Silky Anteater

Photo Credit – Rob Foster

From the Files of the Odd, Overlooked and Unappreciated, I present the silky anteater. At first glance, the silky anteater looks like a cross between a lemur and a sloth. But no, it’s a fuzzy anteater the size of a tennis ball. Their so interesting-looking they’re cute. The elusive nocturnal creatures live in the canopy layer of Central and South America’s rainforests.

In addition to likeness, silky anteaters do take after sloths in another way – they sleep a lot. Being an anteater, though, it also has a sticky, long, spaghetti noodle-like tongue perfectly designed to slurp up ants and termites (up to 8,000 in one day!). And since anteaters don’t have teeth, they just slurp and swallow. Yum!
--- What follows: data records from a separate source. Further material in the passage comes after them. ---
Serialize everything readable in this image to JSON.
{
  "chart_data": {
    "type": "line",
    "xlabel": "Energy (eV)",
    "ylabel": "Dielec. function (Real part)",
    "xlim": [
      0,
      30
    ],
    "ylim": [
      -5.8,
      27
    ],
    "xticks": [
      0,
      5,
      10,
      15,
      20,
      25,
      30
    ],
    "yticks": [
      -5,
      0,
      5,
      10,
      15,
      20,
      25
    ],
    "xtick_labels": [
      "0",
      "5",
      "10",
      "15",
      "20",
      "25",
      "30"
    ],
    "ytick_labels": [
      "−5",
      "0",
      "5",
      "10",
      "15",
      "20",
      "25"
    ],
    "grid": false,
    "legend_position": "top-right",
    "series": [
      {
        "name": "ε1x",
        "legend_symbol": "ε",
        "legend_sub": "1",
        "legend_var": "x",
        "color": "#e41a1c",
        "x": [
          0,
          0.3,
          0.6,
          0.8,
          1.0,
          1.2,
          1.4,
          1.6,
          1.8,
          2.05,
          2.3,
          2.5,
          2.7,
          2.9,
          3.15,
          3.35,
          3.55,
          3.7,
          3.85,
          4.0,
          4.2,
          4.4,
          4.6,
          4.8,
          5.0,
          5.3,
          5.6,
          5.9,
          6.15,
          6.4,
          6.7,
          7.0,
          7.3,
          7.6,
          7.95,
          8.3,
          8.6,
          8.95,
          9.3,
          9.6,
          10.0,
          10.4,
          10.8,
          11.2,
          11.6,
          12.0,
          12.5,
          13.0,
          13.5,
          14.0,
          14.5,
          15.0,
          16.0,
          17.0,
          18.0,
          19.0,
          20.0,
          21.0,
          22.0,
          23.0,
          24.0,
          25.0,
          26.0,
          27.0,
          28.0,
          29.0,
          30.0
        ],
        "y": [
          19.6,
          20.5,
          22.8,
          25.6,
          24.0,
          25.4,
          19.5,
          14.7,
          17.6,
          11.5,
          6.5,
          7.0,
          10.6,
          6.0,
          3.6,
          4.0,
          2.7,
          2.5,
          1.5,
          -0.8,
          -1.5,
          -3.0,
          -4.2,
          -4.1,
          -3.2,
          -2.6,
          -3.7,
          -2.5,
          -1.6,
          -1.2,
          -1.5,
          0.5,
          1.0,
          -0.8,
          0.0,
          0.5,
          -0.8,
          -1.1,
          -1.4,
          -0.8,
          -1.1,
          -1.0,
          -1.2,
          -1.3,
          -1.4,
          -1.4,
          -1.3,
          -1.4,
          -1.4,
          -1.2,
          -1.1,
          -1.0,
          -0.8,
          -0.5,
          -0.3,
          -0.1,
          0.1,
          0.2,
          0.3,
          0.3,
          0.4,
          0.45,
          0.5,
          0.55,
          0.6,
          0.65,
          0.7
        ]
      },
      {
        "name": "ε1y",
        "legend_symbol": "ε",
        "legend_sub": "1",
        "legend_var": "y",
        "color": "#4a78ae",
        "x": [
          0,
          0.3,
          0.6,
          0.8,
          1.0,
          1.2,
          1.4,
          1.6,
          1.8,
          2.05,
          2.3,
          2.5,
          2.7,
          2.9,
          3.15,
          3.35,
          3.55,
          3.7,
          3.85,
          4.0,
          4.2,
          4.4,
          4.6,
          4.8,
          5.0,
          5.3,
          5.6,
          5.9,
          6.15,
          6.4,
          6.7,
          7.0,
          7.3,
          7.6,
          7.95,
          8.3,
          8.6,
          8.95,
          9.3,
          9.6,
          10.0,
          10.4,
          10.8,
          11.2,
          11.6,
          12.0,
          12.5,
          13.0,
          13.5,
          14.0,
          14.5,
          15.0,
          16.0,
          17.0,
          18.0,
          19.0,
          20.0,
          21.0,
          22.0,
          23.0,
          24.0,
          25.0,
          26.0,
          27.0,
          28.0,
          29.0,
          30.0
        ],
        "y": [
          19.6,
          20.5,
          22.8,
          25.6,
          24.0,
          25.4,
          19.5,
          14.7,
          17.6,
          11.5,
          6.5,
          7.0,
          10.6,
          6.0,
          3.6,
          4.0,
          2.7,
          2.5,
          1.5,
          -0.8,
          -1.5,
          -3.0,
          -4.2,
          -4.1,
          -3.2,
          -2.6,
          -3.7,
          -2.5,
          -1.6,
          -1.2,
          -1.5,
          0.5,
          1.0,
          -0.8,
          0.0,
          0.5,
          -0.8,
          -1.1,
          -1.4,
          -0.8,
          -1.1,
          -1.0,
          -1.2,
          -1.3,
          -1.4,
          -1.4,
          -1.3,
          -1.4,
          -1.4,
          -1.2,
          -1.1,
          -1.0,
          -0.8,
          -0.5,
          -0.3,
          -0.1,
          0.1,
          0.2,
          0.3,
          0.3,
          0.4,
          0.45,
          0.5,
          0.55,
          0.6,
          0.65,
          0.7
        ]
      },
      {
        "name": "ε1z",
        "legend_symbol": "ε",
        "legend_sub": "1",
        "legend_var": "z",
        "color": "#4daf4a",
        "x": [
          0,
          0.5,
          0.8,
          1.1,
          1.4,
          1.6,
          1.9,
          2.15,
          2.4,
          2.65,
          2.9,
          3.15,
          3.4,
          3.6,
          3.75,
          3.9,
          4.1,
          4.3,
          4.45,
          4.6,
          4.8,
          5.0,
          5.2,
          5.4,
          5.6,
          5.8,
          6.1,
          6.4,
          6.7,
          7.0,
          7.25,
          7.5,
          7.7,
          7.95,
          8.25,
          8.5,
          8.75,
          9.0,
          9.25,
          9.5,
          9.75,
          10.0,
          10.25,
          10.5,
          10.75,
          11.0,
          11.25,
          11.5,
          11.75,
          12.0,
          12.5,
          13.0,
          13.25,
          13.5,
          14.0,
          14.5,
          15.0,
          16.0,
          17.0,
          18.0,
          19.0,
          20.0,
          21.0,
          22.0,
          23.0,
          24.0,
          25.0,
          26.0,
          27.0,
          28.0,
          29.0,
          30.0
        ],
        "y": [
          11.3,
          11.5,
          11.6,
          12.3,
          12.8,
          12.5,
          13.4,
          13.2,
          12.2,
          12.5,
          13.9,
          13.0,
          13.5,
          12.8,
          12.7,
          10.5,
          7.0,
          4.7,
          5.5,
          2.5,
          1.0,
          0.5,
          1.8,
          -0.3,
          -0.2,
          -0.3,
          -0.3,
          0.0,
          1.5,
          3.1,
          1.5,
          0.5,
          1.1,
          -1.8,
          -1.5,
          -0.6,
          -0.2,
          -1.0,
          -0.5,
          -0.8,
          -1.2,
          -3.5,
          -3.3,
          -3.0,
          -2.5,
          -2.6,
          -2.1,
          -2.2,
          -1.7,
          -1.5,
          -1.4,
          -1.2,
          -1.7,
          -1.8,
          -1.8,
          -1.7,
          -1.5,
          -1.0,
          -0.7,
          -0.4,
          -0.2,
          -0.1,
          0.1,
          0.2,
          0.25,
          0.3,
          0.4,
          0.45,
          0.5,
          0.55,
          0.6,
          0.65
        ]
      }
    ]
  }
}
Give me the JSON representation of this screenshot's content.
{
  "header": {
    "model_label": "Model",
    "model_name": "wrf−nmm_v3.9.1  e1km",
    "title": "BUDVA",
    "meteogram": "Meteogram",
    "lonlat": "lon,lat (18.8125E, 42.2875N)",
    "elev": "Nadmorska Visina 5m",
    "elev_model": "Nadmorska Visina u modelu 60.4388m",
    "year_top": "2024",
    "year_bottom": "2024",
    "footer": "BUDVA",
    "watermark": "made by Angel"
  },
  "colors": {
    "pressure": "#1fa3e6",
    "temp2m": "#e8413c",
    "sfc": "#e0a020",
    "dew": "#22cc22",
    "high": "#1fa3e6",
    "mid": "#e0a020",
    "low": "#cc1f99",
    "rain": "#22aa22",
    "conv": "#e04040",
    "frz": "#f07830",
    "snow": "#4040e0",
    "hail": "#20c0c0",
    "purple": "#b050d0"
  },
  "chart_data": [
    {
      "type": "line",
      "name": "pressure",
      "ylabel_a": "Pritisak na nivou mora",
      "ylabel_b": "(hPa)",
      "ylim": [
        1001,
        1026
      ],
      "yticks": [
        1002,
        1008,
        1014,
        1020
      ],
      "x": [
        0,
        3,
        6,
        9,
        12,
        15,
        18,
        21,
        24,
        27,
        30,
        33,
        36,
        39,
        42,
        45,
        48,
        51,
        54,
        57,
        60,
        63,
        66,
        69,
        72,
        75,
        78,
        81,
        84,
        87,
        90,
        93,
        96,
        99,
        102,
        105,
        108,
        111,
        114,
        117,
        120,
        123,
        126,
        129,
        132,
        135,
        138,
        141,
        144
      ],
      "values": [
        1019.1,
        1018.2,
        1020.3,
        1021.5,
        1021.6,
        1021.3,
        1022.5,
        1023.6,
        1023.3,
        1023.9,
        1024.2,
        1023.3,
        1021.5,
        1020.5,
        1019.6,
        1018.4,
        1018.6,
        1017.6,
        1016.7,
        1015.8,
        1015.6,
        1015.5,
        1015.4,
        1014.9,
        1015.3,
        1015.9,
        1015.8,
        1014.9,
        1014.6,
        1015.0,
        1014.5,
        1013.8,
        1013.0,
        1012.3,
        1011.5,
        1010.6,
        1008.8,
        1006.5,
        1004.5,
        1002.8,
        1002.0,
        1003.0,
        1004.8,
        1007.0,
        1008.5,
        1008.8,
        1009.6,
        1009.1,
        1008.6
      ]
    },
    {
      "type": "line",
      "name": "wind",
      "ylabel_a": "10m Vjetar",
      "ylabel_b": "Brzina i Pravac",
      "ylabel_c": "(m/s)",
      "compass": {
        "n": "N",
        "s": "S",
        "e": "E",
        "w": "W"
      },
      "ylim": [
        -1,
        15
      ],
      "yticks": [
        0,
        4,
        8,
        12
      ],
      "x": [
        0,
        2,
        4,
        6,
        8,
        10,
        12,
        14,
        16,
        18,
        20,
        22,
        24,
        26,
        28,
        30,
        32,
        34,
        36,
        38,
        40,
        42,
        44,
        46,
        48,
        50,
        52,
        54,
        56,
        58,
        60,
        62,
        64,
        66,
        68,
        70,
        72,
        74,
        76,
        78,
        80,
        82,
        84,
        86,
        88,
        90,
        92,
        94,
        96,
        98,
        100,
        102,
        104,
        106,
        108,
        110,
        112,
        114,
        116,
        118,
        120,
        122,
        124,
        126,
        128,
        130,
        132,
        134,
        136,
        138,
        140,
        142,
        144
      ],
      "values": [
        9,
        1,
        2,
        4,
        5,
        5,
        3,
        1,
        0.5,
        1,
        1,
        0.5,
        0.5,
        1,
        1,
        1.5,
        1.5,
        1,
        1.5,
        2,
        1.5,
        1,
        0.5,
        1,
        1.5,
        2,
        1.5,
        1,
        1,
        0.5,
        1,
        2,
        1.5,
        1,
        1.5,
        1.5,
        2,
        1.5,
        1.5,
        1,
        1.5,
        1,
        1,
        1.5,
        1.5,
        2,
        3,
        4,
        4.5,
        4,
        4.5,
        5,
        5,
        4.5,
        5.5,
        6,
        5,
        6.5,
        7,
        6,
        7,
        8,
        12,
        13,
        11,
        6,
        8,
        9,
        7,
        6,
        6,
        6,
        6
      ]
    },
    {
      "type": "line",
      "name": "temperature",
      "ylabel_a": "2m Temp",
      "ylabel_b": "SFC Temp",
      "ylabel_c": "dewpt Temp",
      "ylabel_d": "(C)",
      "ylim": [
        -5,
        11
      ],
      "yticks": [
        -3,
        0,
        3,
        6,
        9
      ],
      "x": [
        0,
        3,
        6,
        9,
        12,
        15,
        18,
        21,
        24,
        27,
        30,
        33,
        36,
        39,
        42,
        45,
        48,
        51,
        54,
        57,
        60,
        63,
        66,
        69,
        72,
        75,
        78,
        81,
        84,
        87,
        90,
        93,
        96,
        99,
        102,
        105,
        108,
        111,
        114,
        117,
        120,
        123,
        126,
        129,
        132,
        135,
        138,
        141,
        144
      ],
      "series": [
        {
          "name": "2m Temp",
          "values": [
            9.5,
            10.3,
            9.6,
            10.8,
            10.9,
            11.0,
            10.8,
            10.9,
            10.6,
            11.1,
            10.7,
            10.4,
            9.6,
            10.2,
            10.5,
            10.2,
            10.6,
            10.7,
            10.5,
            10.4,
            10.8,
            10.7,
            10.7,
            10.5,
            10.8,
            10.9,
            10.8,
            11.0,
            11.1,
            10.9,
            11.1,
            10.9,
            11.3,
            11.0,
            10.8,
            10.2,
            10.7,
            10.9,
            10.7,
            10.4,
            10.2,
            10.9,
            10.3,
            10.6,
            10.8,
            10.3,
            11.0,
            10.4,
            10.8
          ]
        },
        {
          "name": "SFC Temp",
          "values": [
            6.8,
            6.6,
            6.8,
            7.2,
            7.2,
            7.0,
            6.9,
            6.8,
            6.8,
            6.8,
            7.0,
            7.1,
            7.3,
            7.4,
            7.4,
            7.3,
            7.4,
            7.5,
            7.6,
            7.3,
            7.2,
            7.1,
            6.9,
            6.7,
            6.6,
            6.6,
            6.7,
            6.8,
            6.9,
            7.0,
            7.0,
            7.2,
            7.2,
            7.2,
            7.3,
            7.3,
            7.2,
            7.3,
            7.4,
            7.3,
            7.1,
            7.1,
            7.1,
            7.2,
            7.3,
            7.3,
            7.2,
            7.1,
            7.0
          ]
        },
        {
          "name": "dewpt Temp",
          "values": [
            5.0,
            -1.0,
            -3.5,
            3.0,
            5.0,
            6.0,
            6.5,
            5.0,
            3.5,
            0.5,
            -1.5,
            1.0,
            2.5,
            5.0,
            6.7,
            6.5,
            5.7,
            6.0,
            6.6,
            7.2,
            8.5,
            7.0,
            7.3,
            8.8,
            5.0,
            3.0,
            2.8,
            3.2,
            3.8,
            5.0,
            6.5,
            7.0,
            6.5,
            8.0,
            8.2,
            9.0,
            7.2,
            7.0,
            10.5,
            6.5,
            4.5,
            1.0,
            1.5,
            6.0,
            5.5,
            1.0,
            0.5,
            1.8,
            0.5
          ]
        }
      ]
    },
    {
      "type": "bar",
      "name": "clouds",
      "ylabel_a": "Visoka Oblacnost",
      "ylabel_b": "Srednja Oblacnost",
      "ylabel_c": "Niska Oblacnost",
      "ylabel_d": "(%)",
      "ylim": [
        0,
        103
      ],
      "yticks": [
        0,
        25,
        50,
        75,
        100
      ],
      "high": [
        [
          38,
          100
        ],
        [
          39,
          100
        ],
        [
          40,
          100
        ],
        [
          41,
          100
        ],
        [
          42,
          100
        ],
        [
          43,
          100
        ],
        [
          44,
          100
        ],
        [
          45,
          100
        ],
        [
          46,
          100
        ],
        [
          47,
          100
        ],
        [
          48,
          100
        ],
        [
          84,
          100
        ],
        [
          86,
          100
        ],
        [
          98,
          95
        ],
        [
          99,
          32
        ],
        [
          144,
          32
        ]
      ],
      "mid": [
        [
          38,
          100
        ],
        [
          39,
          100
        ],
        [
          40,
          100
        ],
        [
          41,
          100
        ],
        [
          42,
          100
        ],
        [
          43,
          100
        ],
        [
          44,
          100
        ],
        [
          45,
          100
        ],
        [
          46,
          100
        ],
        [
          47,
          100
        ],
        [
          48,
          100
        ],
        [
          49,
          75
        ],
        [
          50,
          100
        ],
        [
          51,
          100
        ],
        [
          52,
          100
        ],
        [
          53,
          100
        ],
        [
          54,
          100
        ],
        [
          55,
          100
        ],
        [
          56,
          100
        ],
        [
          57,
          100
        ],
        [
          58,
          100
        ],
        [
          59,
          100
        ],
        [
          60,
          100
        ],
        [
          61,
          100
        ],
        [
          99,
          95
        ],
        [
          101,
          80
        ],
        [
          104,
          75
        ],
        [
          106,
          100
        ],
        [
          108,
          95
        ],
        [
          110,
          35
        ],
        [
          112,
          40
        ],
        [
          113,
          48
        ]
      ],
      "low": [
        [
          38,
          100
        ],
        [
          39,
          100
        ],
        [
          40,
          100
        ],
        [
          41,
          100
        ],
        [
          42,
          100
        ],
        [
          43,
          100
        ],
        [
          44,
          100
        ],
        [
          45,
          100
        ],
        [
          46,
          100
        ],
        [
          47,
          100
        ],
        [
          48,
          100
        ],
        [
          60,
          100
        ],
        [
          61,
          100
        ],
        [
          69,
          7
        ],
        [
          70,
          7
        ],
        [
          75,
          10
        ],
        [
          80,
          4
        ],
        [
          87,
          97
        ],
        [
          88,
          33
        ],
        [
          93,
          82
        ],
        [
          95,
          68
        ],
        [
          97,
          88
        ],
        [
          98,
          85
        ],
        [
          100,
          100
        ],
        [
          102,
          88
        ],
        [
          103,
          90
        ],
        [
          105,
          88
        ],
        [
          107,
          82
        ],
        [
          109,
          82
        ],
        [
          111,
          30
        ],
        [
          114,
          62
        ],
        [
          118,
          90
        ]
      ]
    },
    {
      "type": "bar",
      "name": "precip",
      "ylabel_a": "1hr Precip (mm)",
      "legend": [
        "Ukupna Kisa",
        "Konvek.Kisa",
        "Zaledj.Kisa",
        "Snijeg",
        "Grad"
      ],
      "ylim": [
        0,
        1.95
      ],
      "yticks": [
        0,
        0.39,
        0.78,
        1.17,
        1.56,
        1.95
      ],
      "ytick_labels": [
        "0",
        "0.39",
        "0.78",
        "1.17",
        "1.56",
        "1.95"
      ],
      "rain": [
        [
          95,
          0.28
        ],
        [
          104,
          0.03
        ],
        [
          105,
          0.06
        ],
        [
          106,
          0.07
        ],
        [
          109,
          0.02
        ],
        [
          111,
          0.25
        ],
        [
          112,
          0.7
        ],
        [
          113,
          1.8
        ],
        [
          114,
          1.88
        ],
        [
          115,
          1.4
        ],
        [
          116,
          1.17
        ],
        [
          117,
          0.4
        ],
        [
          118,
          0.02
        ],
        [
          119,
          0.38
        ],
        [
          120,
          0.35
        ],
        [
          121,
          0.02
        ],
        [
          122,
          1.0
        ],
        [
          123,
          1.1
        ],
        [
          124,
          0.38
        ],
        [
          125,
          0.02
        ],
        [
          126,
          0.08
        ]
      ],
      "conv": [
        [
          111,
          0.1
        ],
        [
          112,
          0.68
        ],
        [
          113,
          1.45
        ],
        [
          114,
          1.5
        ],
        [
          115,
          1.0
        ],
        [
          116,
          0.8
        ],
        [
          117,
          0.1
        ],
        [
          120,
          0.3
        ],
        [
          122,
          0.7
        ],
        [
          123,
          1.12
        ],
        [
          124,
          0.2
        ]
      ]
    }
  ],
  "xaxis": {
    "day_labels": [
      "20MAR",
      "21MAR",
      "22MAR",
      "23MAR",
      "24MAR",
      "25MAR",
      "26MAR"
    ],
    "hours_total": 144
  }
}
When threatened, this little creature isn’t afraid to defend itself. A silky anteater will anchor itself to a branch with its tail (which is longer than its body) and stand up on two back legs to its full height of roughly 15 inches, then throw a punch. However, like sloths, the silky anteater’s best defense is staying hidden. When curled up, the silky anteater looks like the large seed pod of the Ceiba tree thanks to the anteater’s silky fur.

Their camouflage, and the fact that they rarely descend to the ground, make the silky anteater the least-studied anteater in the world. There are seven different species of this anteater, yet scientists recently discovered what they believe to be an eighth. And there may be more!